I’m personally quite fond of this film, and even named it one of my “Five Great Films about Buddhism” for elephant journal.

A funny clip of Herzog talking to His Holiness the Dalai Lama is embedded below.

The screening starts at 7 p.m. in Room ED309.  It is free and open to the public.  A discussion will follow.  We hope to see you there!

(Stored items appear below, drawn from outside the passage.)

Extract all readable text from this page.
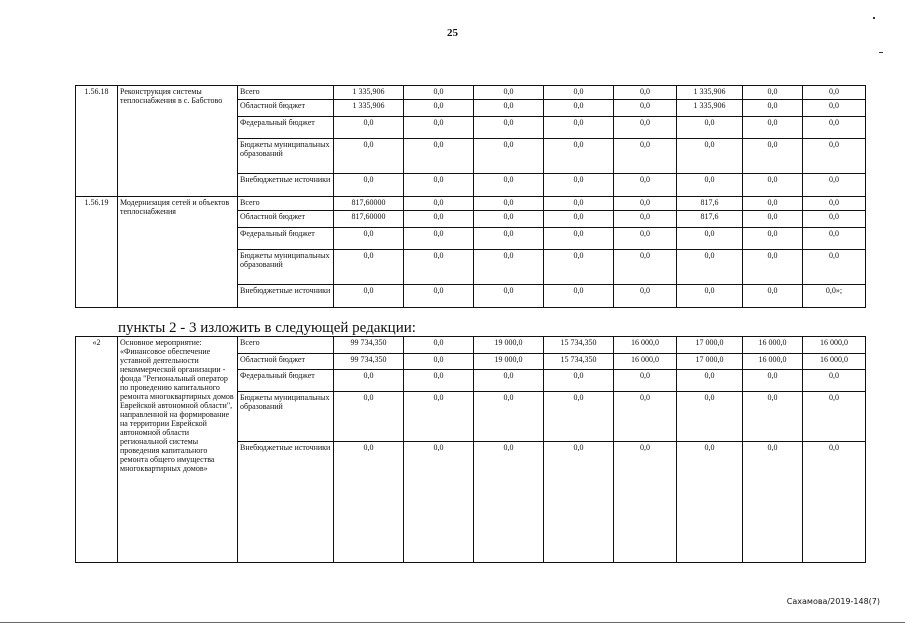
25
1.56.18	Реконструкция системы теплоснабжения в с. Бабстово	Всего	1 335,906	0,0	0,0	0,0	0,0	1 335,906	0,0	0,0
		Областной бюджет	1 335,906	0,0	0,0	0,0	0,0	1 335,906	0,0	0,0
		Федеральный бюджет	0,0	0,0	0,0	0,0	0,0	0,0	0,0	0,0
		Бюджеты муниципальных образований	0,0	0,0	0,0	0,0	0,0	0,0	0,0	0,0
		Внебюджетные источники	0,0	0,0	0,0	0,0	0,0	0,0	0,0	0,0
1.56.19	Модернизация сетей и объектов теплоснабжения	Всего	817,60000	0,0	0,0	0,0	0,0	817,6	0,0	0,0
		Областной бюджет	817,60000	0,0	0,0	0,0	0,0	817,6	0,0	0,0
		Федеральный бюджет	0,0	0,0	0,0	0,0	0,0	0,0	0,0	0,0
		Бюджеты муниципальных образований	0,0	0,0	0,0	0,0	0,0	0,0	0,0	0,0
		Внебюджетные источники	0,0	0,0	0,0	0,0	0,0	0,0	0,0	0,0»;
пункты 2 - 3 изложить в следующей редакции:
«2	Основное мероприятие: «Финансовое обеспечение уставной деятельности некоммерческой организации - фонда "Региональный оператор по проведению капитального ремонта многоквартирных домов Еврейской автономной области", направленной на формирование на территории Еврейской автономной области региональной системы проведения капитального ремонта общего имущества многоквартирных домов»	Всего	99 734,350	0,0	19 000,0	15 734,350	16 000,0	17 000,0	16 000,0	16 000,0
		Областной бюджет	99 734,350	0,0	19 000,0	15 734,350	16 000,0	17 000,0	16 000,0	16 000,0
		Федеральный бюджет	0,0	0,0	0,0	0,0	0,0	0,0	0,0	0,0
		Бюджеты муниципальных образований	0,0	0,0	0,0	0,0	0,0	0,0	0,0	0,0
		Внебюджетные источники	0,0	0,0	0,0	0,0	0,0	0,0	0,0	0,0
Сахамова/2019-148(7)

Burma VJ Shortlisted for the 2009 Academy Awards

Exciting news this morning:  The recent film Burma VJ:  Reporting from a Closed Country, which features the work of citizen journalists inside the title country’s 2007 “Saffron Revolution,” has been shortlisted for the 2009 Academy Award for Best Documentary Feature

Here’s what the editors of the Guardian said in their powerful endorsement of the film earlier this year:

There is an awful lot of rough camera work in the just-released film Burma VJ. Heads missing, over-eager zooms, jumpy shots; that kind of thing. Hollywood directors sometimes do this to inject urgency into that otherwise-tepid thriller, but here the lack of cinematic polish is neither voluntary nor superfluous. A record of life inside totalitarian Burma, this documentary was filmed undercover by amateur video journalists (or VJs) on Handycams kept out of sight of the military junta. If the batteries gave out, the VJs used camera phones instead. The generals run Burma’s TV and radio, and they control most print media, so the anonymous VJs who are the subject of this film perform a rare and brave service. Called the Democratic Voice of Burma, this non-profit network gathers its footage in secret, before smuggling it out of the country. Burma VJ concentrates on the Saffron Uprising of September 2007, when thousands of Buddhist monks marched against military rule. This gesture of defiance soon swells into a mass protest. “Film them all! So many!” cries one marcher to a VJ, and the camera pans around balconies and rooftops crammed with cheering protesters. It is a moving scene, all the more so because the viewer knows that soon the uprising will be crushed, with thousands killed and arrested. Citizen journalism is much talked about, but this film shows it at its best – as a powerful force, allowing the world access to places and episodes that would otherwise remain hidden.